O Juízo da Vara Única da Comarca de Acrelândia condenou uma proprietária de área desmatada a prestação de serviços à comunidade ou a entidades públicas e limitação do fim de semana, por ela ter cometido os crimes de extração ilegal de madeira e dificultar ação de equipe de fiscalização.

Ao julgar o Processo n°0800004- 60.2015.8.01.0006, a juíza de Direito Kamylla Acioli, titular da unidade judiciária, registrou que a denunciada cometeu os crimes descritos nos artigos 46, Parágrafo único, e art. 69, ambos da Lei nº 9.605/98 (Crimes Ambientais), na forma do art. 69, caput, (concurso material de crimes) do Código Penal.

O Ministério Público do Estado do Acre (MPAC) apontou a produtora por ter cometido duas infrações ambientais.
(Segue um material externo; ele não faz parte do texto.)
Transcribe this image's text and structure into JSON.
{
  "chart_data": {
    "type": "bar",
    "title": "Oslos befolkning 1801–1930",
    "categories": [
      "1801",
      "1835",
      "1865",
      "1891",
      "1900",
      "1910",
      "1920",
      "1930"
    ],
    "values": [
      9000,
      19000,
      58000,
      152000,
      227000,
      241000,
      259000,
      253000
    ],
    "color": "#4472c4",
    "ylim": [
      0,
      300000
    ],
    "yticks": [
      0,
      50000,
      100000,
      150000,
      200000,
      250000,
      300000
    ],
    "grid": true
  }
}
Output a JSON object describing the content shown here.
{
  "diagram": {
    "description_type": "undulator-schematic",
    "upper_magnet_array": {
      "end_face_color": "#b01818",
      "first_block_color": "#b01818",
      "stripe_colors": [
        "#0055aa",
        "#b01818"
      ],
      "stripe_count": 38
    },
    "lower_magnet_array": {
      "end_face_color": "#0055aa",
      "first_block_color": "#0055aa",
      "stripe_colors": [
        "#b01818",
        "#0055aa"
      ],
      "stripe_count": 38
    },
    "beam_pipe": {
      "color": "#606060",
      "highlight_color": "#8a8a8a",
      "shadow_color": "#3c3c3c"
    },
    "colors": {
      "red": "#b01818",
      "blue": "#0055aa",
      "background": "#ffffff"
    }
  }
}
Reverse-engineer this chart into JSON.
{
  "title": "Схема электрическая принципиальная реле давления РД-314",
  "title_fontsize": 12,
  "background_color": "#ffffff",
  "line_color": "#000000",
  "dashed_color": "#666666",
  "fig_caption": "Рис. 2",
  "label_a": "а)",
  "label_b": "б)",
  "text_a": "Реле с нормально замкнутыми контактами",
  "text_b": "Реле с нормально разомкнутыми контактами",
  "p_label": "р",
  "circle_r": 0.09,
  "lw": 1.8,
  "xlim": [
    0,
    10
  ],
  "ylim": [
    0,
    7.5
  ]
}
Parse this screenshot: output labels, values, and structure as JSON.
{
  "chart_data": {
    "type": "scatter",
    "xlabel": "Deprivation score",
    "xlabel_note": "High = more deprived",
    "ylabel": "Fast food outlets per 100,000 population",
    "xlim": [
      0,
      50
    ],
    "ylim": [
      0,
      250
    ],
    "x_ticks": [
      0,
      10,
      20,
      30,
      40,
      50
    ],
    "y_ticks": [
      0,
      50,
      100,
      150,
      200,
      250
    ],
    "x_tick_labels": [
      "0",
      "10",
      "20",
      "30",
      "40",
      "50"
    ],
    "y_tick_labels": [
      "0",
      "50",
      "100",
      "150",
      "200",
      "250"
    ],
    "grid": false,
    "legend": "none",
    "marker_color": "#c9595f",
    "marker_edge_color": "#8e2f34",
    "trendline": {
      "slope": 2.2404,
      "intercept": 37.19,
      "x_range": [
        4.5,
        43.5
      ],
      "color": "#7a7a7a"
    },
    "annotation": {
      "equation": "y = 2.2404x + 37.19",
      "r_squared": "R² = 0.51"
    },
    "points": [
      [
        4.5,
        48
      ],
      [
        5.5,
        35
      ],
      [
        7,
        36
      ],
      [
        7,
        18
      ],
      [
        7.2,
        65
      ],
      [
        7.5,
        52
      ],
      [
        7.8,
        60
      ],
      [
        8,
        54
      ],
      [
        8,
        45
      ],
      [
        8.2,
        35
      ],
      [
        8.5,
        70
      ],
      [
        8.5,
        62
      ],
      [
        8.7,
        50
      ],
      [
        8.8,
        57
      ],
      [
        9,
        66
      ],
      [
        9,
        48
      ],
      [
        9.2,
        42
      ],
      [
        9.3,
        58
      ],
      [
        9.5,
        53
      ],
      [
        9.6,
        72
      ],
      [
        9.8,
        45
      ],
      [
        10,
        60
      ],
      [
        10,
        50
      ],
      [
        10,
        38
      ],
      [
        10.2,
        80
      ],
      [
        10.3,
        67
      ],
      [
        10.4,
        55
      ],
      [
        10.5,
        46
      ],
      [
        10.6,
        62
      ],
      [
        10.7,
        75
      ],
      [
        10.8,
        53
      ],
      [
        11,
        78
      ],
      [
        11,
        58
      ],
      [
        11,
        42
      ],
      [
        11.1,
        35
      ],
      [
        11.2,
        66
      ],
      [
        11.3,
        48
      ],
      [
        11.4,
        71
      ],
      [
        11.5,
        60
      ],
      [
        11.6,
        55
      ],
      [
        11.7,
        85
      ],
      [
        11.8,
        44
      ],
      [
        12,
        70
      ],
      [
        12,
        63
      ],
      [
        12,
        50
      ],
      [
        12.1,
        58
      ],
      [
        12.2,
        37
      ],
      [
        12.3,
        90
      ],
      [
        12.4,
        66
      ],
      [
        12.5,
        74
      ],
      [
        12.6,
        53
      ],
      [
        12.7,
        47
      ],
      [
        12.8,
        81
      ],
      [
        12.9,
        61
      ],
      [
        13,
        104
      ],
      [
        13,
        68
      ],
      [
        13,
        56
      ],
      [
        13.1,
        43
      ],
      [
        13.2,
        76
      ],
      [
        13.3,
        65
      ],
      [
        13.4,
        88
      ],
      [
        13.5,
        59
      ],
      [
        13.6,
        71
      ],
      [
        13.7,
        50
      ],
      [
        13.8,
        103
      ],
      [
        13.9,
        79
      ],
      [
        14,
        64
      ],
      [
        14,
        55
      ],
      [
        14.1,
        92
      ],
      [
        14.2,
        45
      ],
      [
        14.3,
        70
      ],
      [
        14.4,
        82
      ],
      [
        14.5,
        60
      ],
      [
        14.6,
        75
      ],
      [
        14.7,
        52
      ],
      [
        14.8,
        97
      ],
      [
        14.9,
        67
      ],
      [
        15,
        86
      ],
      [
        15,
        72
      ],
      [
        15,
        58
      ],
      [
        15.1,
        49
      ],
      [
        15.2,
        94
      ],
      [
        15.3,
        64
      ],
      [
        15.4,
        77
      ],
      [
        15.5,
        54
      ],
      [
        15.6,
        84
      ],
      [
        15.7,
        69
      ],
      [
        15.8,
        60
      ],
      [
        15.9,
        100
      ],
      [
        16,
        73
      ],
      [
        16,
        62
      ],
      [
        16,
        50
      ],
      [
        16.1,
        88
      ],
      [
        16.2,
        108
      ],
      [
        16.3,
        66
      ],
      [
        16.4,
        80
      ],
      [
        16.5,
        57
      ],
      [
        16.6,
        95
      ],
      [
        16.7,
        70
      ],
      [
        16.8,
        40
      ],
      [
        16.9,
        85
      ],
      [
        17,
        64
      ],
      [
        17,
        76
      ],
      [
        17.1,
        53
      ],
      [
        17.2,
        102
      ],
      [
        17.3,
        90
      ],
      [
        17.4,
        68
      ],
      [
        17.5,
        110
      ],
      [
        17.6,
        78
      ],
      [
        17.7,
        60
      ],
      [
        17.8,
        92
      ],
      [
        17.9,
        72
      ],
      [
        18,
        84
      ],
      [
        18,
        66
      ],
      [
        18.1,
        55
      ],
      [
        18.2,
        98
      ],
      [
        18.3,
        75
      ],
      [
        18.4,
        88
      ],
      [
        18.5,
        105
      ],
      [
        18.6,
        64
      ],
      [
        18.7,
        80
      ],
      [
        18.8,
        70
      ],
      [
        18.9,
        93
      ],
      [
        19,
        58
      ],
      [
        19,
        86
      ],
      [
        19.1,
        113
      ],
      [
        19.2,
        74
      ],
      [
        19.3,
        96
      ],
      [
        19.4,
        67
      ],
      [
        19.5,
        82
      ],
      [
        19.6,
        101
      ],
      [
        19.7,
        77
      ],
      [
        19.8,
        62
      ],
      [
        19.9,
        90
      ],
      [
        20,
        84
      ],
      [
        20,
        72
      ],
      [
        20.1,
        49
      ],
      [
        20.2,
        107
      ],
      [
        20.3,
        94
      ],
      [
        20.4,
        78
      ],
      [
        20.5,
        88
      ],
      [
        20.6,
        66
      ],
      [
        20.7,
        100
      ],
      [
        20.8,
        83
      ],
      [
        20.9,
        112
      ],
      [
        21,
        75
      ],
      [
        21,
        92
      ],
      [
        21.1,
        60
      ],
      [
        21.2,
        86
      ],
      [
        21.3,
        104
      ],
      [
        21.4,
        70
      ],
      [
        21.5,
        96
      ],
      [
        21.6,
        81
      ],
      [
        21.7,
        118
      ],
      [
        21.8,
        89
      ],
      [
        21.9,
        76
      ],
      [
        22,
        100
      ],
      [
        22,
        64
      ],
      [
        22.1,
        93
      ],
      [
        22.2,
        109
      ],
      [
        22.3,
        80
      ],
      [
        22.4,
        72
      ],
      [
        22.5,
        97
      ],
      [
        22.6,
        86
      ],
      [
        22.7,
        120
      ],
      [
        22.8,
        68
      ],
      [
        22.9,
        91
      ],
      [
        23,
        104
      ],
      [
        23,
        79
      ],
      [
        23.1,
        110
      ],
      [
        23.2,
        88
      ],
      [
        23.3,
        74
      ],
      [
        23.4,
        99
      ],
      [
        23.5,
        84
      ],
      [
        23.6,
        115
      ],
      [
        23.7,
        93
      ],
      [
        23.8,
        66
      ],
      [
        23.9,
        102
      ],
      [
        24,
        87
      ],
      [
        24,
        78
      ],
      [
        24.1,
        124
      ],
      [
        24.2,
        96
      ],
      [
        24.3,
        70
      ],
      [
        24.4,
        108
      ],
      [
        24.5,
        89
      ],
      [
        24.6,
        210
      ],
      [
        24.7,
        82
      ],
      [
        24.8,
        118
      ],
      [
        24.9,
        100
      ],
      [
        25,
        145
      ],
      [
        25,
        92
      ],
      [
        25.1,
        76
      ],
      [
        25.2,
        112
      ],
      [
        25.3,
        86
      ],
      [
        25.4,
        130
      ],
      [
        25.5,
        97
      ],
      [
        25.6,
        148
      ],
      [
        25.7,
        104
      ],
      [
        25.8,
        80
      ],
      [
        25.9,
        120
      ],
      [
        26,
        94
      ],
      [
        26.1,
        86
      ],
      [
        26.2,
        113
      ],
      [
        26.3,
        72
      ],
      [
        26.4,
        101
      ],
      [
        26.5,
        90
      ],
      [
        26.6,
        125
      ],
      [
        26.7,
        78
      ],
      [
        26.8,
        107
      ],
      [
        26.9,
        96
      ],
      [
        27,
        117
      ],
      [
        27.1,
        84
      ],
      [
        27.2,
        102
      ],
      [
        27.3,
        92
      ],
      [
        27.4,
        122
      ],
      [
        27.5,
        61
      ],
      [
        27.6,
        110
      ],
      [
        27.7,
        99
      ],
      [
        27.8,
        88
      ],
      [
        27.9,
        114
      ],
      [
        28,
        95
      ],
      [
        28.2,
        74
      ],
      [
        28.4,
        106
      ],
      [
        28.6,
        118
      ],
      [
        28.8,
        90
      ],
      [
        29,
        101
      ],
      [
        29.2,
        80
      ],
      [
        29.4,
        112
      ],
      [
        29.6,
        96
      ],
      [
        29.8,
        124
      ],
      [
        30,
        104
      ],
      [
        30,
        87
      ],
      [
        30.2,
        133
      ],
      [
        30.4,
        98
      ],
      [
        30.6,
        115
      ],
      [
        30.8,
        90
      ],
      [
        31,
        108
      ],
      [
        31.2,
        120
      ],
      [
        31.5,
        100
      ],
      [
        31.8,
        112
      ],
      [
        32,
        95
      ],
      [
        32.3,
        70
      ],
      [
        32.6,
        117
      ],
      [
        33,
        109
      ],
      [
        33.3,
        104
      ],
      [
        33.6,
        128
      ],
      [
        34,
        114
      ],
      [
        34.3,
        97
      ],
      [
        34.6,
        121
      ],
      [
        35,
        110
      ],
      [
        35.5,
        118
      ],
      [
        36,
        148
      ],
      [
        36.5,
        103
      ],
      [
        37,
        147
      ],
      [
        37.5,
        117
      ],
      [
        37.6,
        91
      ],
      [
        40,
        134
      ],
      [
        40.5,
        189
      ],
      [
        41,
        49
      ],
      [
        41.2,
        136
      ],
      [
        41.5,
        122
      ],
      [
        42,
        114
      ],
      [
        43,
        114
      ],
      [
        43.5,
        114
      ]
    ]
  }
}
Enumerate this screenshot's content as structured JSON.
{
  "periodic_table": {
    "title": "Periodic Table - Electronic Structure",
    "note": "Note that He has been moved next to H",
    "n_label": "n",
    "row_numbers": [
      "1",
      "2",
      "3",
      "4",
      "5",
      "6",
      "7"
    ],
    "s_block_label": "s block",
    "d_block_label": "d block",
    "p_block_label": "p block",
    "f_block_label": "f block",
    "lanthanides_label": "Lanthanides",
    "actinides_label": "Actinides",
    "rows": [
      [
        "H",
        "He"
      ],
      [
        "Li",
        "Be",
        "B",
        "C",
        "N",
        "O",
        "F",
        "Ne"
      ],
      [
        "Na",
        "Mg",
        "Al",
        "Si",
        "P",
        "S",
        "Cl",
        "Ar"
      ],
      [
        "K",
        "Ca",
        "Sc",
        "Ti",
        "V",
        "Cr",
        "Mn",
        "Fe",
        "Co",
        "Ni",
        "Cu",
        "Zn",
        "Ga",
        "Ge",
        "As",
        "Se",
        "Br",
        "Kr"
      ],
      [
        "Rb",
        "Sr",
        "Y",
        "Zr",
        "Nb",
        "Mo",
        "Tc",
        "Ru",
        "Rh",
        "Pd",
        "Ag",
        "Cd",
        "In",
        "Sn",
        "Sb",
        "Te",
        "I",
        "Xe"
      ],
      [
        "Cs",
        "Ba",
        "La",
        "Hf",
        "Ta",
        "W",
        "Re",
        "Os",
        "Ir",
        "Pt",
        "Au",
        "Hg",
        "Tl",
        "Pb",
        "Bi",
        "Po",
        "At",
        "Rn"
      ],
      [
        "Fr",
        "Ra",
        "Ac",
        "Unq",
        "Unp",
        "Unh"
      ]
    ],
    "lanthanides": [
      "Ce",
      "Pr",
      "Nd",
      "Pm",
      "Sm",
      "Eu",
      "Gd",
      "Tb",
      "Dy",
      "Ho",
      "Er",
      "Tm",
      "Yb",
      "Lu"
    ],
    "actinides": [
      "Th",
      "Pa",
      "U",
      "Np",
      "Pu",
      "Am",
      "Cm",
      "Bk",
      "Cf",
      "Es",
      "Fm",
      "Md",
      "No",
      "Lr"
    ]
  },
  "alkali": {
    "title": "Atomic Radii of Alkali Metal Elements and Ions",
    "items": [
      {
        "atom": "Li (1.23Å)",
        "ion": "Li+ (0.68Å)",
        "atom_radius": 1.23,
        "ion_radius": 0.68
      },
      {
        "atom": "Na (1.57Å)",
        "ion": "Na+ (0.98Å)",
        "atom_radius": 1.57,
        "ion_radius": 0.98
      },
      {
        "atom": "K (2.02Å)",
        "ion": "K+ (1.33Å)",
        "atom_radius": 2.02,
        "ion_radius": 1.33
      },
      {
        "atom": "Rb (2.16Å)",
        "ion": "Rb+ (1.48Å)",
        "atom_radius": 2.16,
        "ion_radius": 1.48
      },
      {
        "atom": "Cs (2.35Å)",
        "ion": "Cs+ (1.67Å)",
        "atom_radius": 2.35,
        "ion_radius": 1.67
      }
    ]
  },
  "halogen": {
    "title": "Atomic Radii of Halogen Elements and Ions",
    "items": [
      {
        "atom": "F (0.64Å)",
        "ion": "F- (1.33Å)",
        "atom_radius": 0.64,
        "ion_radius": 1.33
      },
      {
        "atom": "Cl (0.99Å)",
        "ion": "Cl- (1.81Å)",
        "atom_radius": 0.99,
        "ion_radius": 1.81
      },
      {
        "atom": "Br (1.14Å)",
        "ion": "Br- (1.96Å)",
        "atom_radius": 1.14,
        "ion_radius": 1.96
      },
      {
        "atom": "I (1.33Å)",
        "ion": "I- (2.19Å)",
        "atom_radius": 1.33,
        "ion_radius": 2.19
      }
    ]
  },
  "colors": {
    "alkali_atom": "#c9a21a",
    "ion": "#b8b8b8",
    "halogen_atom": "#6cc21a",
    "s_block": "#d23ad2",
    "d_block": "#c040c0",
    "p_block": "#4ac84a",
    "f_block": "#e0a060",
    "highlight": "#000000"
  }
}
A primeira foi explorar 43 árvores e por ter em depósito cinco toras de madeira, e a segunda foi tentar esconder dos agentes fiscalizadores o dano ambiental que tinha em sua propriedade.

Sentença

Na sentença, publicada na edição n°6.173 do Diário da Justiça Eletrônico, da sexta-feira (10), a magistrada registrou que, apesar da denunciada afirmar que não teve responsabilidade sobre o ocorrido, não apontou ninguém como responsável pela extração ilegal da madeira.

“No interrogatório a ré descreve que sabia da existência daquela madeira armazenada em sua propriedade, e caso pertencessem a terceiros poderia ter denunciado, à polícia ou aos órgãos de fiscalização, poderia ter feito defesa perante o órgão ambiental para que se realizasse perícia na área, entre outras medidas”, anotou a juíza de Direito. Gecom TJAc.